The better half and I answered an invitation from some very lovely folks who have been involved with the American armed forces for much of their professional lives.   They came into this country as legal immigrants, and quickly naturalised as citizens of the United States of America several years ago.

Bali Hai

     They were entertaining two other couples, so the six of them represented the countries of the Philippines, Burma, Indonesia, Malaysia, Singapore,  and India.  They have common traits among them.   They are all married.  They all speak English either very well or perfectly. They were all strike-force conservatives and Republican voters.   They all still use the correct identifier of "Red China" instead of China.  They are all business people, military people, and/or medical people.   They all seemed well-to-do, and very quiet yet engaging.
     Our hostess had been on the local television news during the week of July the Fourth, urging the populace to be open and demonstrative in their affection for the American Republic.   She is coming to be known as the Flag Lady because she has a flag-pole that fronts on the nearby expressway and that announces the intersection of the lane where there house starts the neighbourhood.   She and her husband have been active in promoting the proper display and protocol for the flag, and are becoming famous for their defense of our National Standard.
     All but one of these people were born into limited situations.   Our hosts were very young people in the Philippines during the Japanese invasion and occupation.  Their very close relatives were involved with the Americans and during the resistance.   They lost many friends and relatives during the war, as one might imagine. 
     The Indian man spent time in Malaysia, where his father, as a Commonwealth "Native Person" from India, worked his way up to be the Chief of Operations for the Dunlop Rubber people from England.   He was displaced by the Japanese Invasion and then returned towards the end of the War to re-establish the Dunlop operations to their previous level.   As the time arrived, because of his position and contacts, he managed to enter his son into Cambridge's high school/ preparatory, and the boy made the grade to attend and graduate from that University.   He is very proud of his father, and his son, who is now finishing High School in an advanced school in South Texas.   Of especial pride for the father is that his son scored the highest grade in the very advanced American History advance college placement examination....for the entire school.     The boy will leave High School with almost a year and a half of collegiate work already on his transcript, and ranking third in a very large class.
     Another "girl" is a trauma/emergency critical care  Registered Nurse and has recently qualified to study in a program that El Gringo Viejo thinks is something like physician assistant or trauma facility supervisor credentialisation.
     All were terribly polite without any hint of being syrupy or officious.  They are all very knowledgeable about their history, geography, and languages.   All speak at least four languages, while the Indian can speak five.
     Our Filipino friends...the military ones....had brought my wife and me into the get-together so as to show these poor people, surrounded by slugs and parasites who very remotely resemble them,  that not all the people in the Lower Rio Grande Valley are slack-jawed food-stampers.  They wanted us to tell their friends about how the Valley had been, back in the 1950s, and about the historical background of the area.   They seemed enchanted and surprised about many of the details.   The better half's colonial background and my family's peculiar comings and goings between northernmost USA and tropical Mexico, and many stops in between had them, seemingly, enthralled.

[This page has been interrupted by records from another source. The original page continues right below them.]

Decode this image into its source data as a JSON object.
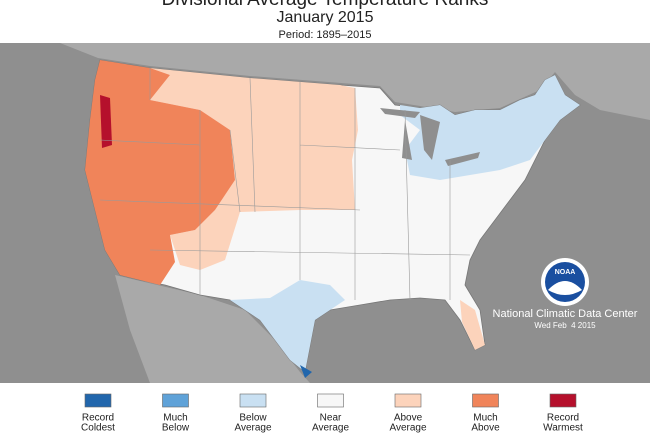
{
  "header": {
    "title": "Divisional Average Temperature Ranks",
    "subtitle": "January 2015",
    "period": "Period: 1895–2015"
  },
  "credit": {
    "logo": "NOAA",
    "agency": "National Climatic Data Center",
    "date": "Wed Feb  4 2015"
  },
  "legend": [
    {
      "lines": [
        "Record",
        "Coldest"
      ],
      "color": "#2166ac"
    },
    {
      "lines": [
        "Much",
        "Below"
      ],
      "color": "#5fa2d8"
    },
    {
      "lines": [
        "Below",
        "Average"
      ],
      "color": "#c9e0f2"
    },
    {
      "lines": [
        "Near",
        "Average"
      ],
      "color": "#f7f7f7"
    },
    {
      "lines": [
        "Above",
        "Average"
      ],
      "color": "#fcd3bb"
    },
    {
      "lines": [
        "Much",
        "Above"
      ],
      "color": "#f0845a"
    },
    {
      "lines": [
        "Record",
        "Warmest"
      ],
      "color": "#b5102c"
    }
  ]
}
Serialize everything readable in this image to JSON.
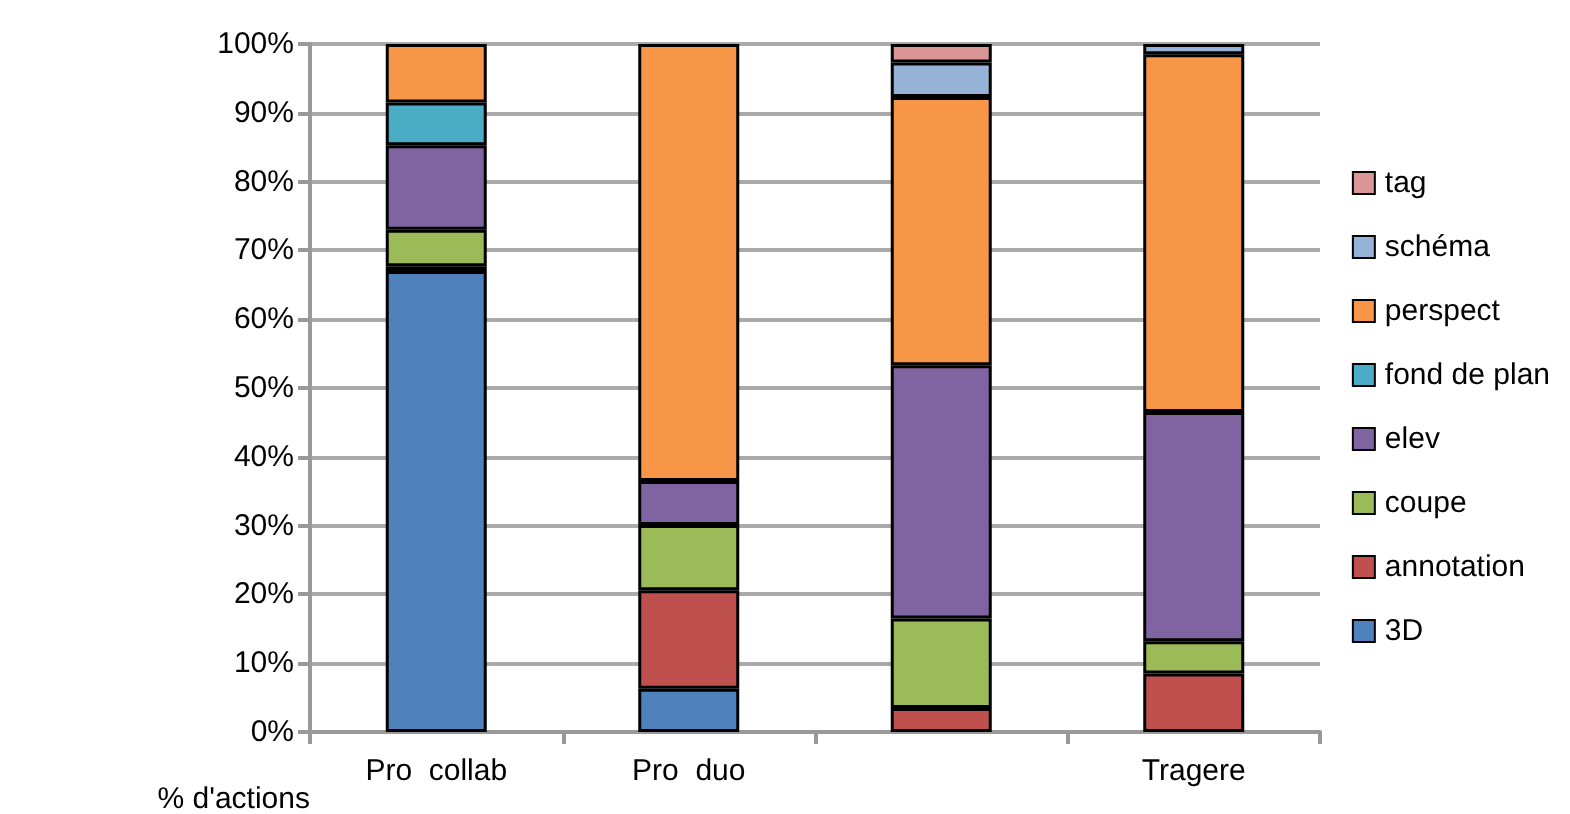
{
  "chart_data": {
    "type": "bar",
    "stacked": true,
    "ylabel": "% d'actions",
    "categories": [
      "Pro  collab",
      "Pro  duo",
      null,
      "Tragere"
    ],
    "series": [
      {
        "name": "3D",
        "color": "#4f81bd",
        "values": [
          67,
          6.3,
          null,
          null
        ]
      },
      {
        "name": "annotation",
        "color": "#c0504d",
        "values": [
          0.7,
          14.3,
          3.5,
          8.5
        ]
      },
      {
        "name": "coupe",
        "color": "#9bbb59",
        "values": [
          5.3,
          9.5,
          13,
          4.7
        ]
      },
      {
        "name": "elev",
        "color": "#8064a2",
        "values": [
          12.3,
          6.4,
          36.8,
          33.3
        ]
      },
      {
        "name": "fond de plan",
        "color": "#4bacc6",
        "values": [
          6.2,
          null,
          null,
          null
        ]
      },
      {
        "name": "perspect",
        "color": "#f79646",
        "values": [
          8.5,
          63.5,
          39,
          52
        ]
      },
      {
        "name": "schéma",
        "color": "#95b3d7",
        "values": [
          null,
          null,
          5,
          1.5
        ]
      },
      {
        "name": "tag",
        "color": "#d99694",
        "values": [
          null,
          null,
          2.7,
          null
        ]
      }
    ],
    "ylim": [
      0,
      100
    ],
    "yticks": [
      {
        "value": 0,
        "label": "0%"
      },
      {
        "value": 10,
        "label": "10%"
      },
      {
        "value": 20,
        "label": "20%"
      },
      {
        "value": 30,
        "label": "30%"
      },
      {
        "value": 40,
        "label": "40%"
      },
      {
        "value": 50,
        "label": "50%"
      },
      {
        "value": 60,
        "label": "60%"
      },
      {
        "value": 70,
        "label": "70%"
      },
      {
        "value": 80,
        "label": "80%"
      },
      {
        "value": 90,
        "label": "90%"
      },
      {
        "value": 100,
        "label": "100%"
      }
    ],
    "grid": "y",
    "legend": "right"
  }
}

     The thing was that they all agreed that the Valley needed more attention to expressions of dedication to the Republic and more commitment to the duties required of patriots.   It was a bit humiliating, but much of the meat of their observations was well reasoned.   It gave us both something to gnaw on for the short drive back home.

     We could drone on about this little confab for quite a bit more, but it is thought best to leave it here like a seed for the planting.   And, we shall leave you all for another night.   Tomorrow another venture into the land Obama has fundamentally transformed.